Ensor might not have painted directly onto the support, but he did create a white canvas of his own: the tablecloth fills the painting, together with the napkins and Mitche’s shawl. It is this expanse of white that ultimately lends the colours their brightness and power. The effect is heightened by the intriguing pattern of reflections.
Ensor opted firmly for yellows and reds so that we almost feel the warm, abundant sunlight flooding into the room. No wonder Mitche looks so content.
For all the speculation about oysters as an aphrodisiac, the artist did not intend to create a scene with any erotic overtones. In 1882, oysters were cultivated on a large scale in Ostend for export and were simply easy to come by. Ensor later said he wished he’d painted Mitche tucking into mussels instead.
5. Not an instant hit
After seeing The Oyster Eater, Emile Verhaeren declared that Ensor was ‘the first of all our artists to paint in a truly bright way’. The Flemish author was deeply impressed and was keen to hold Ensor up as the great innovator of Belgian art. But not everyone saw it that way. The critics didn’t hold back: the colours were too strident and the work was sloppily painted. What’s more, it was unseemly to paint such a second-rate subject on such an immense scale – 2 x 1.3 m. And the loosely applied perspective made it seem like everything could come tumbling out of the painting at any moment.

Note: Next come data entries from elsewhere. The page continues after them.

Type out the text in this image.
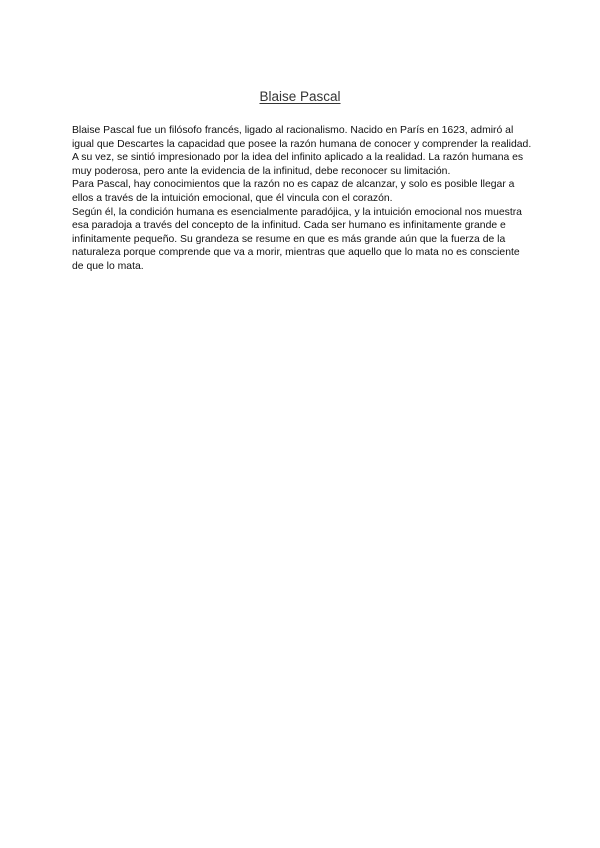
Blaise Pascal

Blaise Pascal fue un filósofo francés, ligado al racionalismo. Nacido en París en 1623, admiró al igual que Descartes la capacidad que posee la razón humana de conocer y comprender la realidad.

A su vez, se sintió impresionado por la idea del infinito aplicado a la realidad. La razón humana es muy poderosa, pero ante la evidencia de la infinitud, debe reconocer su limitación.

Para Pascal, hay conocimientos que la razón no es capaz de alcanzar, y solo es posible llegar a ellos a través de la intuición emocional, que él vincula con el corazón.

Según él, la condición humana es esencialmente paradójica, y la intuición emocional nos muestra esa paradoja a través del concepto de la infinitud. Cada ser humano es infinitamente grande e infinitamente pequeño. Su grandeza se resume en que es más grande aún que la fuerza de la naturaleza porque comprende que va a morir, mientras que aquello que lo mata no es consciente de que lo mata.
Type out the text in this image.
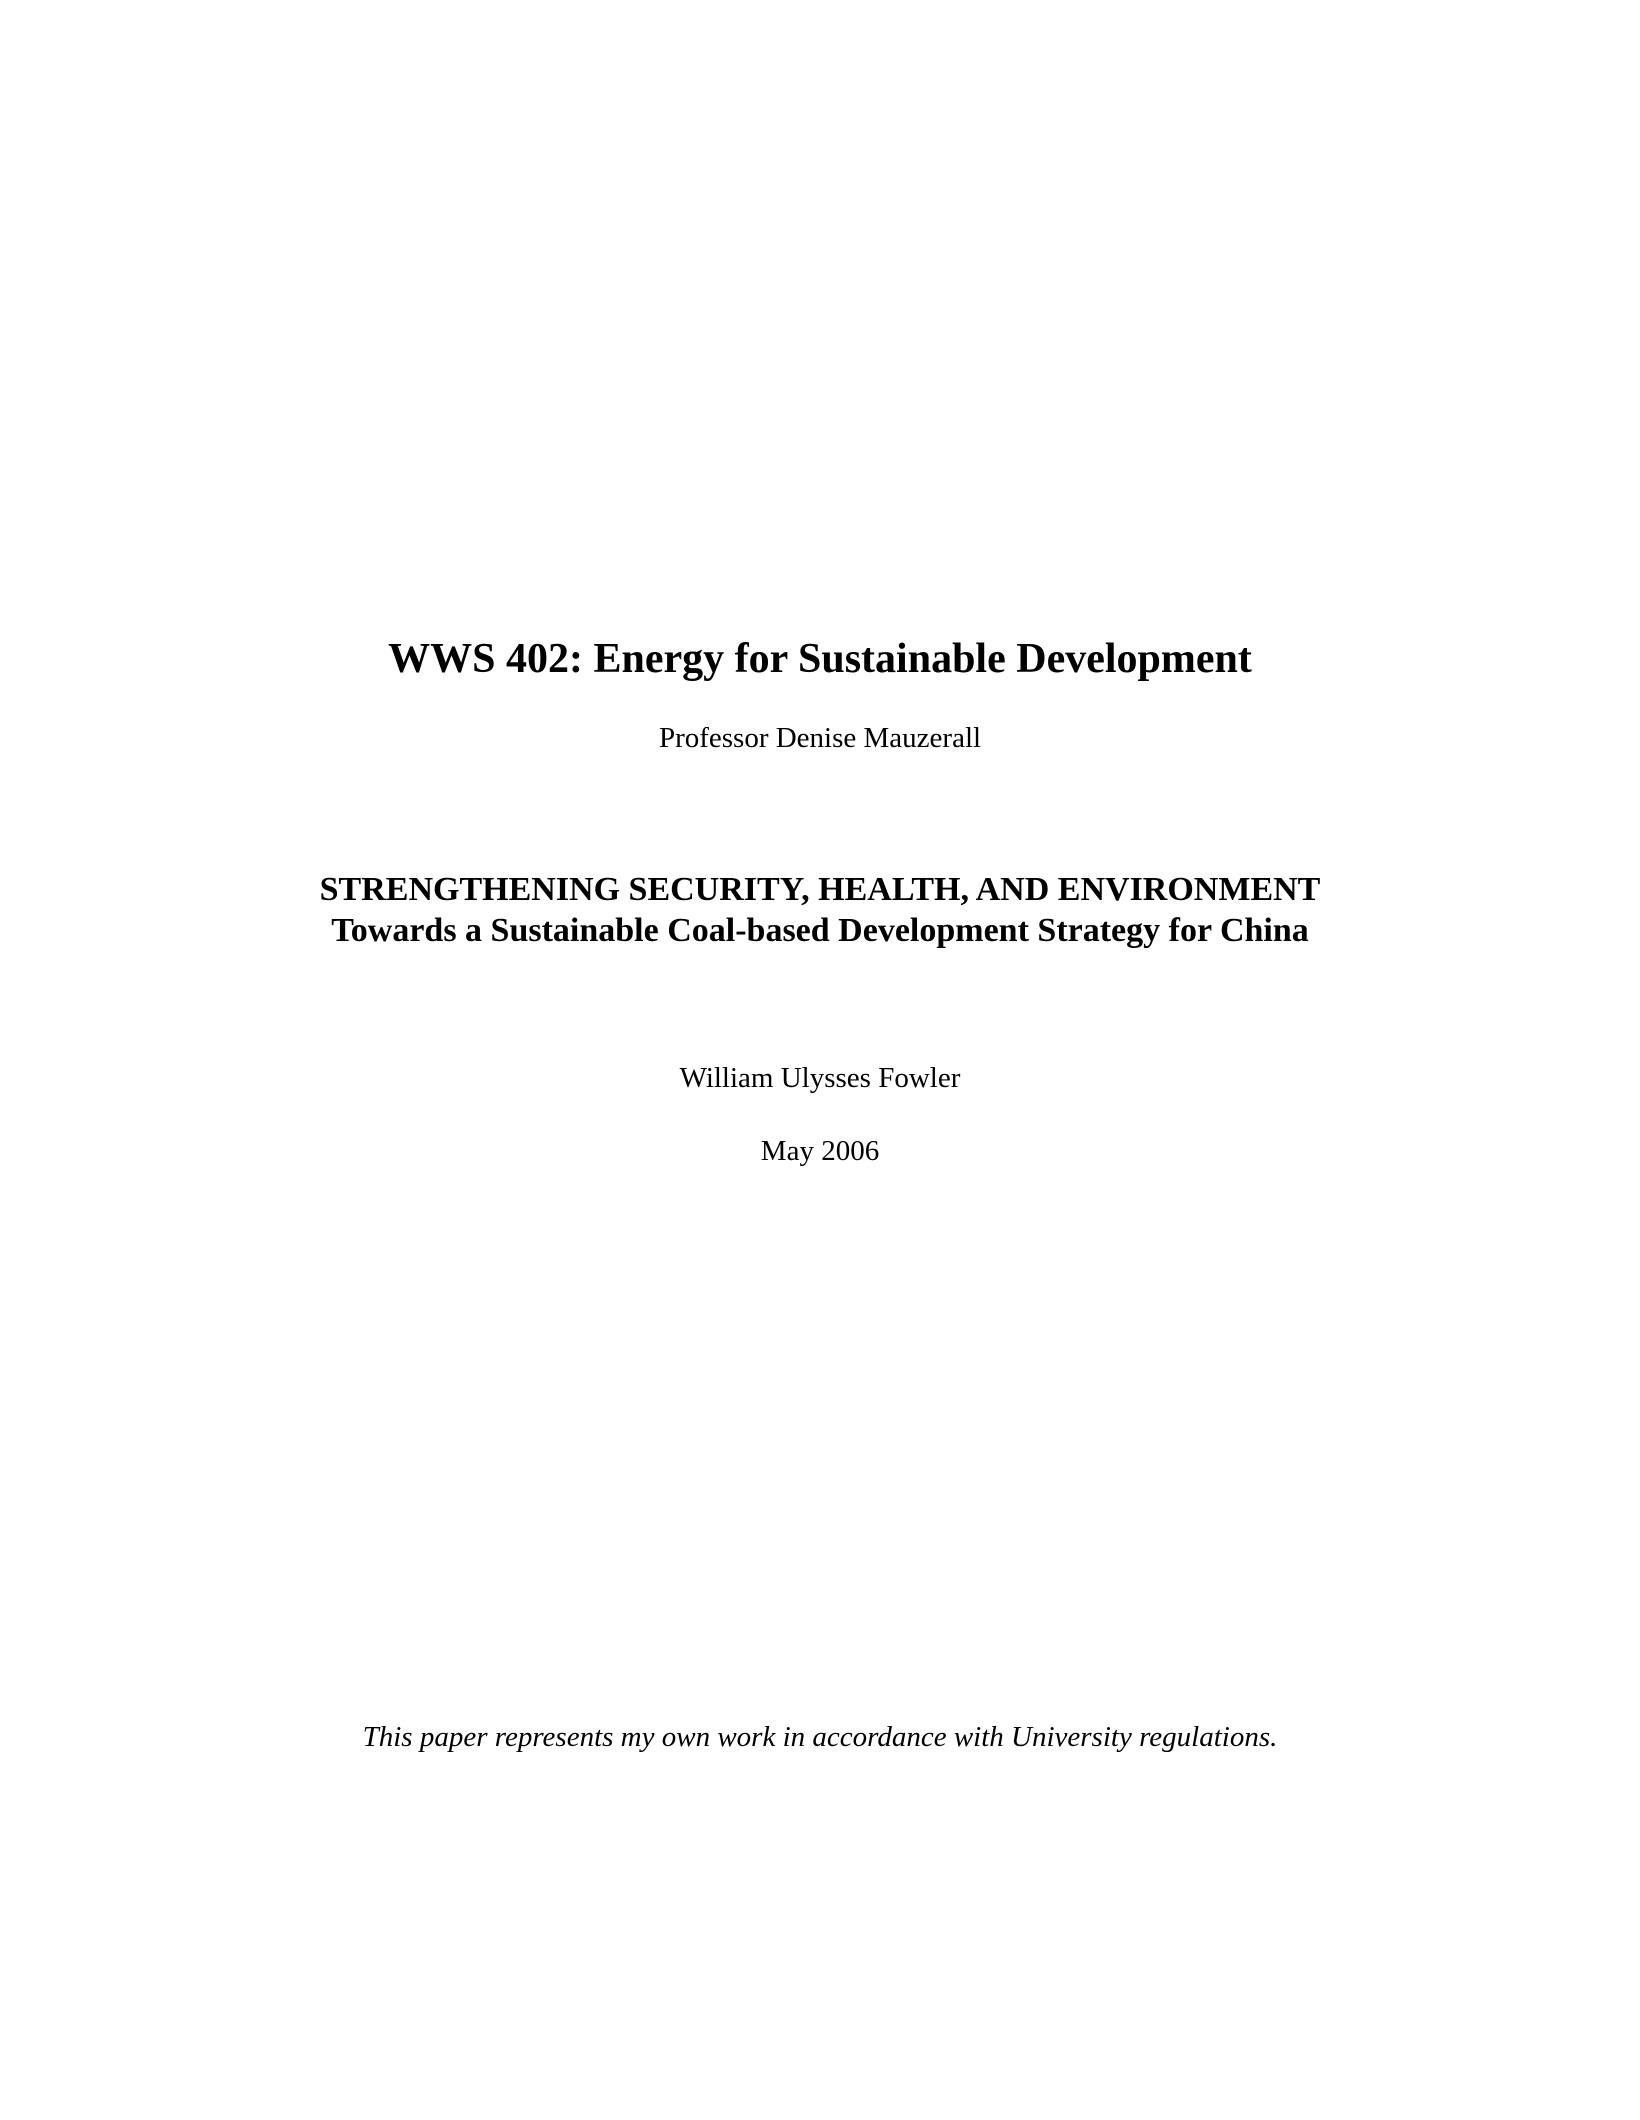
WWS 402: Energy for Sustainable Development

Professor Denise Mauzerall

STRENGTHENING SECURITY, HEALTH, AND ENVIRONMENT
Towards a Sustainable Coal-based Development Strategy for China

William Ulysses Fowler

May 2006

This paper represents my own work in accordance with University regulations.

The Antwerp Salon, at which the leading art of the day was exhibited, rejected the work in 1882, and even Ensor’s old comrades at L’Essor in Brussels refused to show The Oyster Eater the following year. Only in 1886 was Ensor able to present his milestone in public for the first time at the Brussels avant-garde art society Les Vingt. But even then, he had to keep fighting his painting’s corner. As late as 1907, Liège City Council decided not to acquire the work for the local Musée des Beaux Arts.
Fortunately, Ensor’s good friend Emma Lambotte stepped in. She bought the painting and hung it in her own drawing room, completing the circle. For a while, anyway: about 20 years later the KMSKA was given the opportunity to buy the work and the museum wasted no time in saying yes.
6. Freshly restored
Over the years, The Oyster Eater’s famous colours gradually deteriorated and paint began to lift and crack. The biggest problem, however, was the painting’s thick layer of varnish. Until recently, that is, when conservator Lene Smedts successfully removed it.

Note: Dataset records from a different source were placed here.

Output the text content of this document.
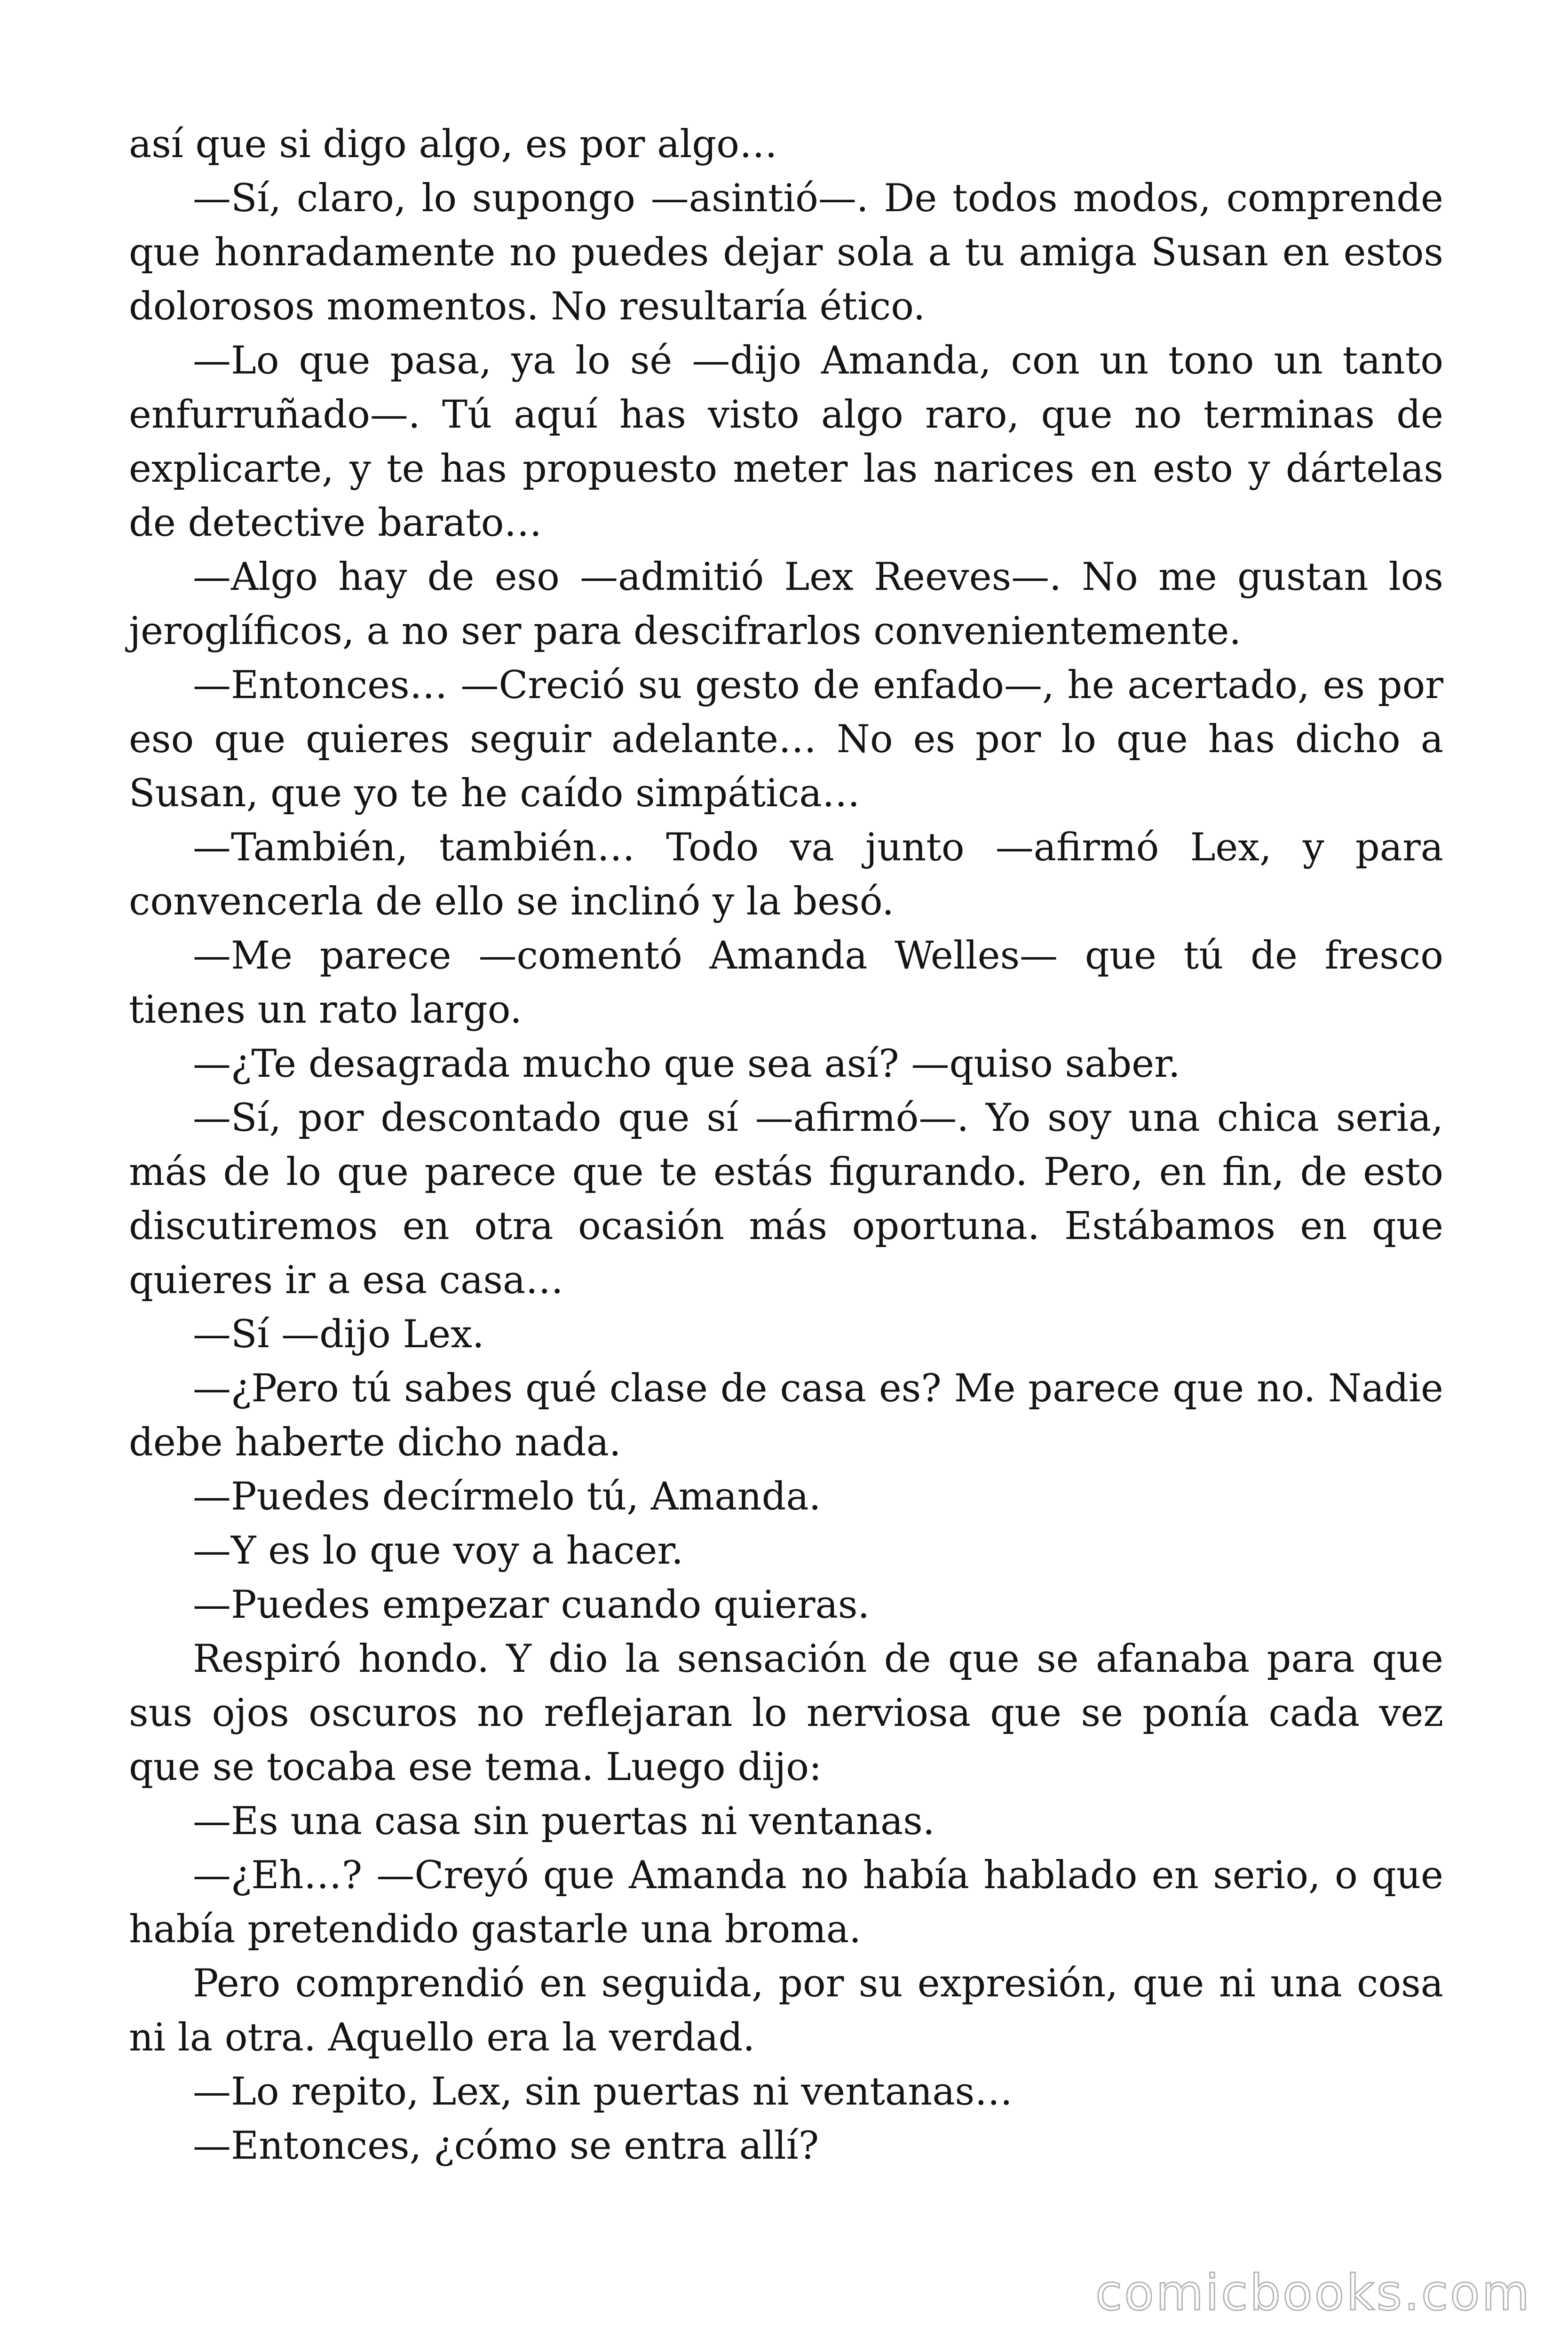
así que si digo algo, es por algo…

—Sí, claro, lo supongo —asintió—. De todos modos, comprende que honradamente no puedes dejar sola a tu amiga Susan en estos dolorosos momentos. No resultaría ético.

—Lo que pasa, ya lo sé —dijo Amanda, con un tono un tanto enfurruñado—. Tú aquí has visto algo raro, que no terminas de explicarte, y te has propuesto meter las narices en esto y dártelas de detective barato…

—Algo hay de eso —admitió Lex Reeves—. No me gustan los jeroglíficos, a no ser para descifrarlos convenientemente.

—Entonces… —Creció su gesto de enfado—, he acertado, es por eso que quieres seguir adelante… No es por lo que has dicho a Susan, que yo te he caído simpática…

—También, también… Todo va junto —afirmó Lex, y para convencerla de ello se inclinó y la besó.

—Me parece —comentó Amanda Welles— que tú de fresco tienes un rato largo.

—¿Te desagrada mucho que sea así? —quiso saber.

—Sí, por descontado que sí —afirmó—. Yo soy una chica seria, más de lo que parece que te estás figurando. Pero, en fin, de esto discutiremos en otra ocasión más oportuna. Estábamos en que quieres ir a esa casa…

—Sí —dijo Lex.

—¿Pero tú sabes qué clase de casa es? Me parece que no. Nadie debe haberte dicho nada.

—Puedes decírmelo tú, Amanda.

—Y es lo que voy a hacer.

—Puedes empezar cuando quieras.

Respiró hondo. Y dio la sensación de que se afanaba para que sus ojos oscuros no reflejaran lo nerviosa que se ponía cada vez que se tocaba ese tema. Luego dijo:

—Es una casa sin puertas ni ventanas.

—¿Eh…? —Creyó que Amanda no había hablado en serio, o que había pretendido gastarle una broma.

Pero comprendió en seguida, por su expresión, que ni una cosa ni la otra. Aquello era la verdad.

—Lo repito, Lex, sin puertas ni ventanas…

—Entonces, ¿cómo se entra allí?

comicbooks.com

This was certainly necessary, as the varnish layer was thick, yellowed, irregular and glossy. The resulting yellow sheen virtually cancelled out the nuances in the white zones and the fresh look of the overall work that Ensor had intended. All the subtlety of his colours had also been lost, while the glossy coating created unsightly reflections. The vibrant surface structure that is such a part of this painting could no longer be seen either.
Thanks to the conservator’s skills, we will soon be able to admire Ensor’s work once more, just as he meant it to look.